A pair of Dundee University students had family travel more than 5,000 miles to join their celebrations as they got married in the city.
Yuting Ling, 28, and Kanheng Zhou, 27, came from China to study biotechnology, and tied the knot in the city’s Registrar’s Office on Friday.
They said “I do” surrounded by their friends and family, many who had travelled more than 5,500 miles from Shanghai and the nearby city of Nantong, where the couple are from.
The couple met as PhD students at the university’s School of Science and Engineering and are two of more than 800 Chinese students currently studying at Dundee.
While both are scientists by nature, the bride said that it was more of a mysterious force that brought them together.
“I didn’t expect to meet my husband in a lab in Dundee but sometimes these things happen,” she said. “If I hadn’t done my PhD then I wouldn’t have met him so maybe it was fate.”
The duo, who are undertaking PhDs in Biomedical Engineering in Optical Coherence Tomography, said it took around a year for the relationship to get off the ground after initially meeting in class in 2015.
Having dated for little more than a year, however, the couple got engaged in December, deciding swiftly to get hitched in Dundee.
Expressing his love for his adopted homeland, Kanheng wore a kilt for the day, with the couple also incorporating a Celtic handfasting into their wedding ceremony.
Keen to emphasise how happy their time in Dundee has been, he said: “We’re in Scotland and wanted to do something traditional.

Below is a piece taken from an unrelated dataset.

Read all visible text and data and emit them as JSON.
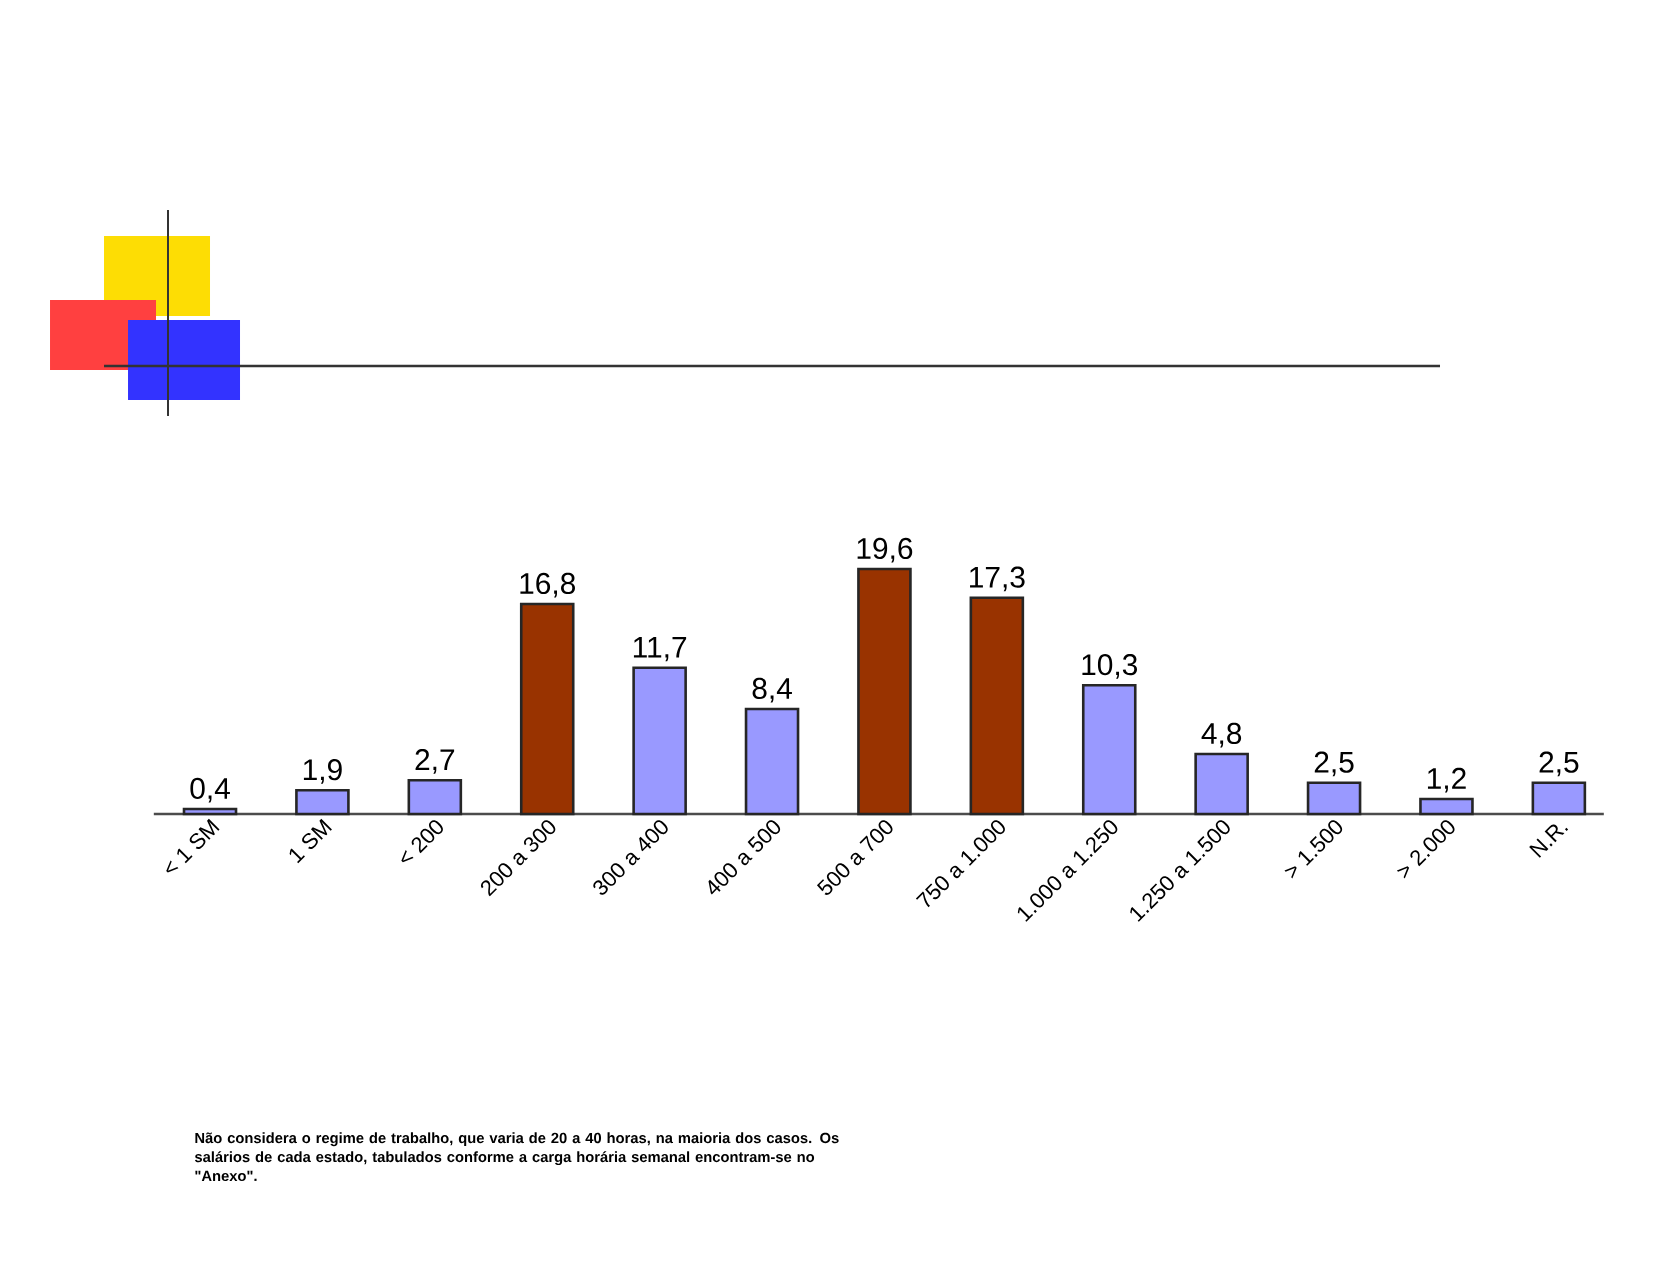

“The people here are very nice and the views are lovely, particularly when you stand up at Dundee Law at night and watch the lights of the city.
“I like photography as well so sometimes we would go for a drive together to see the meteor showers.”
Any plans for a honeymoon are currently on hold, with the couple set to spend their first year of marriage on separate sides of the globe.
Kanheng has agreed to participate in a year-long study exchange programme at the University of Washington in Seattle, so will leave for the United States in a fortnight.
But with her new husband set to return to Dundee in time to graduate next summer, Yuting said that the couple have plenty of time to enjoy married life in the future.
“I’ll be busy with work so the time will fly by,” she added.
“There’s a sentence in Chinese that means a short time apart will make it feel like a new marriage so it’s going to be exciting.”